Пошла. Шаткие ступеньки скрипнули, дверь в полутемные сени открылась без звука. Первым в избе она увидела Васю-Коня. Он сидел за столом перед большим самоваром и улыбался, сошвыркивая чай с блюдца. Его рысьи, всегда настороженные глаза смотрели сейчас на Фросю по-мальчишески озорно.
— Долго ты, девонька, ко мне ехала. Я уж с базару прибежал, самовар поставил, а тебя все нету и нету. Никак с приставом Чукеевым заговорилась? Да ты не удивляйся, лопотину скидывай, садись чай пить, заодно все и расскажешь. Зачем меня искала?
Вместо ответа Фрося достала письмо и молча положила его на краешек стола. Вася-Конь боязливо протянул руку и осторожно развернул…
8
«Здравствуйте, Василий!
Никогда бы не смогла даже подумать, что буду писать это письмо. Но пишу… Вы так внезапно появились в моей жизни и так внезапно из нее исчезли, что я до сих пор нахожусь в растерянности. Так многое хочется сказать, но не нахожу слов. Нет, неверное, правильнее будет так: я хотела бы сказать эти слова при встрече. Сообщите, когда мы сможем встретиться.
Антонина Шалагина».
Вася-Конь столько раз перечитывал это письмо, что выучил его наизусть, снова и снова повторяя слова, которые звучали для него столь необычно, что казались неведомой песней, которую никогда раньше не доводилось слышать. Они обжигали, будто клокочущий кипяток, напрочь растапливали сомнения и отчаяние последних дней, когда после внезапного загула на Инской улице он забился в своей избушке в лютом одиночестве и ему временами чудилось, что он начинает сходить с ума: блазнилось, что слышит в тесном пространстве голос Тонечки Шалагиной. Совершенно измаявшись, он заставил себя выбраться из избушки и отправился в Колывань, по дороге лишь сообразив, что потерял счет дням недели. Оказалось — воскресенье, базарный день. На базар Вася-Конь прямиком и отправился. Первым делом поспешил в дальний угол, где издавна шла торговля лошадями и где от одного только их вида он стремительно преображался, словно взлетал над землей.

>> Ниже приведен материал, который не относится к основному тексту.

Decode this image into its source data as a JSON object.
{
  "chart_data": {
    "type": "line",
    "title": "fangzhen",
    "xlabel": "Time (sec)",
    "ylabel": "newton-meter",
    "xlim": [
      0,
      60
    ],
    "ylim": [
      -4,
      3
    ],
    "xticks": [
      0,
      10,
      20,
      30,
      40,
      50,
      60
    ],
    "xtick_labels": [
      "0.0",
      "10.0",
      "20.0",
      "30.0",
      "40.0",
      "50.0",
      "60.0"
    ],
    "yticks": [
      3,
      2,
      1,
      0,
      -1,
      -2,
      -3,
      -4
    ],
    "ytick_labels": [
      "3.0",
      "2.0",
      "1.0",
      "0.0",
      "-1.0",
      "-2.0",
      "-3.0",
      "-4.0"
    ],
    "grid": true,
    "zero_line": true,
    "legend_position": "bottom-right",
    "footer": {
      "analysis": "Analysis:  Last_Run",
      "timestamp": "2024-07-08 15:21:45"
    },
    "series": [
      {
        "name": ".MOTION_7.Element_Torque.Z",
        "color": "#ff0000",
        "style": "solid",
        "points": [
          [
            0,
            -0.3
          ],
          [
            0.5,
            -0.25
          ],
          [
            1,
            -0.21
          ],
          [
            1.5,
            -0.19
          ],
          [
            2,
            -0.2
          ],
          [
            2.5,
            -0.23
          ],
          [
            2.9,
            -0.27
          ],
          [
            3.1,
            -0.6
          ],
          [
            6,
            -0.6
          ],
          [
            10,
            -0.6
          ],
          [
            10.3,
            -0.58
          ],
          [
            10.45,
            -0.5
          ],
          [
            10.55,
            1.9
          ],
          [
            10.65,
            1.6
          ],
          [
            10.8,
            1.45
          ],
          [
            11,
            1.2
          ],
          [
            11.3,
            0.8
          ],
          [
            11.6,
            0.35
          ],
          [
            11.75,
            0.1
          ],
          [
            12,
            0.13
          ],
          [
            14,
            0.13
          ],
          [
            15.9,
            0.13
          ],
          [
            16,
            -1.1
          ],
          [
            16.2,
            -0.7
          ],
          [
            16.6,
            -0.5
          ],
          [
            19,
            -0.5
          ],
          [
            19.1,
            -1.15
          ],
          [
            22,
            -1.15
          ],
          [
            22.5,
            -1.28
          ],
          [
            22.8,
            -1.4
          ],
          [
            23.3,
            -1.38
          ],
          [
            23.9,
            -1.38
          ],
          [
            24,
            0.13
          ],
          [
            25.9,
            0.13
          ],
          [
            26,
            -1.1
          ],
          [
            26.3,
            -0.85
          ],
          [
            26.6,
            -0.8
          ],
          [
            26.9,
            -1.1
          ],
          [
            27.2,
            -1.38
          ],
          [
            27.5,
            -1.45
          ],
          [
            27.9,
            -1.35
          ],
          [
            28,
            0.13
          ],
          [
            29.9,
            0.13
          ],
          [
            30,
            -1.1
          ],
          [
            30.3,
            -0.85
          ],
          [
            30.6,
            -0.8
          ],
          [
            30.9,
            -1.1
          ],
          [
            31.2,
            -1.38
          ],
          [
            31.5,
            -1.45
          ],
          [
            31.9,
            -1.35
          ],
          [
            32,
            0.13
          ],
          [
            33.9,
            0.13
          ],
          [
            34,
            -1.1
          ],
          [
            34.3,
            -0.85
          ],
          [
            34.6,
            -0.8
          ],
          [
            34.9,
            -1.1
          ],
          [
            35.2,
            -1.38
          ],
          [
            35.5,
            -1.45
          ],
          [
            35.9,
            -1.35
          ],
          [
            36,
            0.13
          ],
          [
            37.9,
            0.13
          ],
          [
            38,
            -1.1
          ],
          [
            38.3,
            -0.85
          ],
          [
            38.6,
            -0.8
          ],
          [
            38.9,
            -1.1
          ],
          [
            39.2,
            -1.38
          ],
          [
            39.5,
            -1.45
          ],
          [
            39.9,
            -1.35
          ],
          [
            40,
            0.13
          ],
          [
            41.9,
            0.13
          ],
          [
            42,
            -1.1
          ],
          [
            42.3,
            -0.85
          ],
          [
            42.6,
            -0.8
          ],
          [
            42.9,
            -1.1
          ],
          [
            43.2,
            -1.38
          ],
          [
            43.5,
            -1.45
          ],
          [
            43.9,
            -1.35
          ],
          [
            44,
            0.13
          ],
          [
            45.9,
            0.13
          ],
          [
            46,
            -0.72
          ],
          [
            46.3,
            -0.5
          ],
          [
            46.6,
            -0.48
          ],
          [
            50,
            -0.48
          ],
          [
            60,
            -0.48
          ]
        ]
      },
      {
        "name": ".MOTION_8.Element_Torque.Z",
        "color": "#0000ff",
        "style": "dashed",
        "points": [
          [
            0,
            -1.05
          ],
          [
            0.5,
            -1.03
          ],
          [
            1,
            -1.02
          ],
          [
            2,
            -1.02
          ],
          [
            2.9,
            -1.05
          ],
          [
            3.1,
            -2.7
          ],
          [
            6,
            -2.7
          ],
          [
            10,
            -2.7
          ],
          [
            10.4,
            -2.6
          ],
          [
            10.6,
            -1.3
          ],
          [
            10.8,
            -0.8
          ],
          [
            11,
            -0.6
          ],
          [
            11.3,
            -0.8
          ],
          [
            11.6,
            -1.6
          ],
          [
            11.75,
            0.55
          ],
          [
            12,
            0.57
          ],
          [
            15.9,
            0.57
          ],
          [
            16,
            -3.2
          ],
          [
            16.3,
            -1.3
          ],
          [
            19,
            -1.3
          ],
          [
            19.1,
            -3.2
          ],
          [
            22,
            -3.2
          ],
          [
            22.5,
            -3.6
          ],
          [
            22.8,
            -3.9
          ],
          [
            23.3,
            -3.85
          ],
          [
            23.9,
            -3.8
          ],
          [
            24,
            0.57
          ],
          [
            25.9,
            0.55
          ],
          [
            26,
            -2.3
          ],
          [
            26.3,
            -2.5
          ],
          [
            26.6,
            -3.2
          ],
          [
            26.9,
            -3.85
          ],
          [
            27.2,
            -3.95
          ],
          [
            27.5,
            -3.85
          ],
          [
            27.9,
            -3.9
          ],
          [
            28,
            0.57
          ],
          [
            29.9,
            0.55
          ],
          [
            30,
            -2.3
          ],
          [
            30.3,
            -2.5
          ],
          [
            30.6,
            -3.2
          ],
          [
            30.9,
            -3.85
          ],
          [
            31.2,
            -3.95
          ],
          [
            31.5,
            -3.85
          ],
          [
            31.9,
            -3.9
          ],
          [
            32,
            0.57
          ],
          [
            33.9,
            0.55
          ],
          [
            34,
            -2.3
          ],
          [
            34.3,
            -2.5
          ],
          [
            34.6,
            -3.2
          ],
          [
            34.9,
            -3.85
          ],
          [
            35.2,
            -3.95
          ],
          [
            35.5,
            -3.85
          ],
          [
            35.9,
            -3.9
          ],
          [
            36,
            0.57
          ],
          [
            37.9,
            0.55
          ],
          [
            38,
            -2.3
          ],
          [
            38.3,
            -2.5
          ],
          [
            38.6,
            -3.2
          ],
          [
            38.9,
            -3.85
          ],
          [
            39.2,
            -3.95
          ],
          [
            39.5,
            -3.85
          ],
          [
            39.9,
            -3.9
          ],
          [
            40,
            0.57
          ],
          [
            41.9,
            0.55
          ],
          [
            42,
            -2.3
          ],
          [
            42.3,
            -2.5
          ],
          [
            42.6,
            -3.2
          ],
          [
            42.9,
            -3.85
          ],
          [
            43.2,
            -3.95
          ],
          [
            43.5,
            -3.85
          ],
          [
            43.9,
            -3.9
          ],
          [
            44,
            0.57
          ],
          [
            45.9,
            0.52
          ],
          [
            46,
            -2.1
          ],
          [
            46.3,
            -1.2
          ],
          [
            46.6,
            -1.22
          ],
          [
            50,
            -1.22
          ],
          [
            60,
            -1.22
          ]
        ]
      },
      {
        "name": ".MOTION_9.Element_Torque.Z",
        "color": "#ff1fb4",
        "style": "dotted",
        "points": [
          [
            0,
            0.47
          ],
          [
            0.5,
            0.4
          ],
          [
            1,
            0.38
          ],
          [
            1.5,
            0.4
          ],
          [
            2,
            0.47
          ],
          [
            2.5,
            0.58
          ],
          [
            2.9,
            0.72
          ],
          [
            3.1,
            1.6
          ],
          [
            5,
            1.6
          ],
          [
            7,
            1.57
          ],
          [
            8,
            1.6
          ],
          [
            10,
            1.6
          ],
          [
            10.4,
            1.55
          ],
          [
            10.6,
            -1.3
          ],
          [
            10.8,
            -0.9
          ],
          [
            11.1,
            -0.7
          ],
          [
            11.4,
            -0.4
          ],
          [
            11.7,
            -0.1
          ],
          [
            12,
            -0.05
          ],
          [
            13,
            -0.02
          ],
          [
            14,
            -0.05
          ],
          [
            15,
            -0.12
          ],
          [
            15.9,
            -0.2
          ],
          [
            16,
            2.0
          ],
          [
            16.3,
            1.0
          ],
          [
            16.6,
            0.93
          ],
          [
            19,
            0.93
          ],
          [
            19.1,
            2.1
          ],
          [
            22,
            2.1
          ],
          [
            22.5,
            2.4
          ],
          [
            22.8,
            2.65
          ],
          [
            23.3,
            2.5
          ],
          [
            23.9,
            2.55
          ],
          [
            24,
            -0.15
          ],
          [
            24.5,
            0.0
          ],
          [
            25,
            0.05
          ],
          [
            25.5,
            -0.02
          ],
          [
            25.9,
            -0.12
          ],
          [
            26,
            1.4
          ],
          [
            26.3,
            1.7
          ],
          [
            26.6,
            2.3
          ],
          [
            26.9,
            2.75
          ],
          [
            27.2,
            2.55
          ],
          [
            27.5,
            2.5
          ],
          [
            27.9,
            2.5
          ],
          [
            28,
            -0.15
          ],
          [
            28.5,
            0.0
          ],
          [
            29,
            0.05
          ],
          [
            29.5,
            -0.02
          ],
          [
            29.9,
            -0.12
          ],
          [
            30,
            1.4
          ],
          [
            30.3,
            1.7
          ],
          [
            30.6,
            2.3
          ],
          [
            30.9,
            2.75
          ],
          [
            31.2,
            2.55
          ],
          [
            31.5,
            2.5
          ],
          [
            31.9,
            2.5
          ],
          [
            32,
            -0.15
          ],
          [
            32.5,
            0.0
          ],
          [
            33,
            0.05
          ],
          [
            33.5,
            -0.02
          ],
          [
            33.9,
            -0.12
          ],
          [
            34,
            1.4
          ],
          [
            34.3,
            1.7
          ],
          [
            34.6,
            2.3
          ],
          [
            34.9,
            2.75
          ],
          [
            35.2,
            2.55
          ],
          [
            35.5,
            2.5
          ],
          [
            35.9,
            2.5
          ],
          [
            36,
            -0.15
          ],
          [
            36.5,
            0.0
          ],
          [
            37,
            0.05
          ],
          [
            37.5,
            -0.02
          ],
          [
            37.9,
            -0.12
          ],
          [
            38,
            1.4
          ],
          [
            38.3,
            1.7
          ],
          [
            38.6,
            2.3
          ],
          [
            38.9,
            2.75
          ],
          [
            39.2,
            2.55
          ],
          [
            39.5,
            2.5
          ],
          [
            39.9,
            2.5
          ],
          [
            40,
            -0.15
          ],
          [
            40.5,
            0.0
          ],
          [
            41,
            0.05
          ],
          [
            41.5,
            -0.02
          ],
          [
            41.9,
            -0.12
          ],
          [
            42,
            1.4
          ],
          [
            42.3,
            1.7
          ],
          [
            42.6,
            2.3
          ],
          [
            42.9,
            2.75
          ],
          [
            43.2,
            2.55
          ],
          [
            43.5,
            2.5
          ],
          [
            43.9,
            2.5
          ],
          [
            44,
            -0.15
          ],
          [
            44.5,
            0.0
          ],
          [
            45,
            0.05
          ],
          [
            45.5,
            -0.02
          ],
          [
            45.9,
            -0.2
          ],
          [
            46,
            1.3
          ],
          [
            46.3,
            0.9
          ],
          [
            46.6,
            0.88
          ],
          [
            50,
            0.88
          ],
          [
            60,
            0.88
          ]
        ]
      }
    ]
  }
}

Но не успел он пересечь и половину базарной площади, как увидел в толпе Фросю, а затем, приглядевшись, и цепко следящего за ней Чукеева.
Вася-Конь словно пробудился от долгой спячки. Снова взыграли в нем азарт, удаль и неистощимая находчивость, которая всегда выручала в самых опасных случаях. Фросю увезли из-под самого носа Чукеева, да так ловко, что Вася-Конь не отказал себе в удовольствии: задержался, хоронясь за торговыми рядами, и посмотрел, как мечется по базару растрепанный и потный пристав. А после незаметно выбрался из толпы, добежал до своей подводы, оставленной в ближнем переулке, сел и понужнул лошадку, правя к избе, куда должны были привезти и Фросю.
Получив письмо, написанное Тонечкой Шалагиной, он возликовал и только что не прыгал от радости, сворачивая и разворачивая листок хрустящей под пальцами бумаги. Фросю вечером того же дня отправил в Ново-Николаевск и наказал ей: сам он в городе будет в понедельник с утра, и будет ждать ее вместе с Тонечкой возле Сосновского сада: место там укромное и зимой малолюдное.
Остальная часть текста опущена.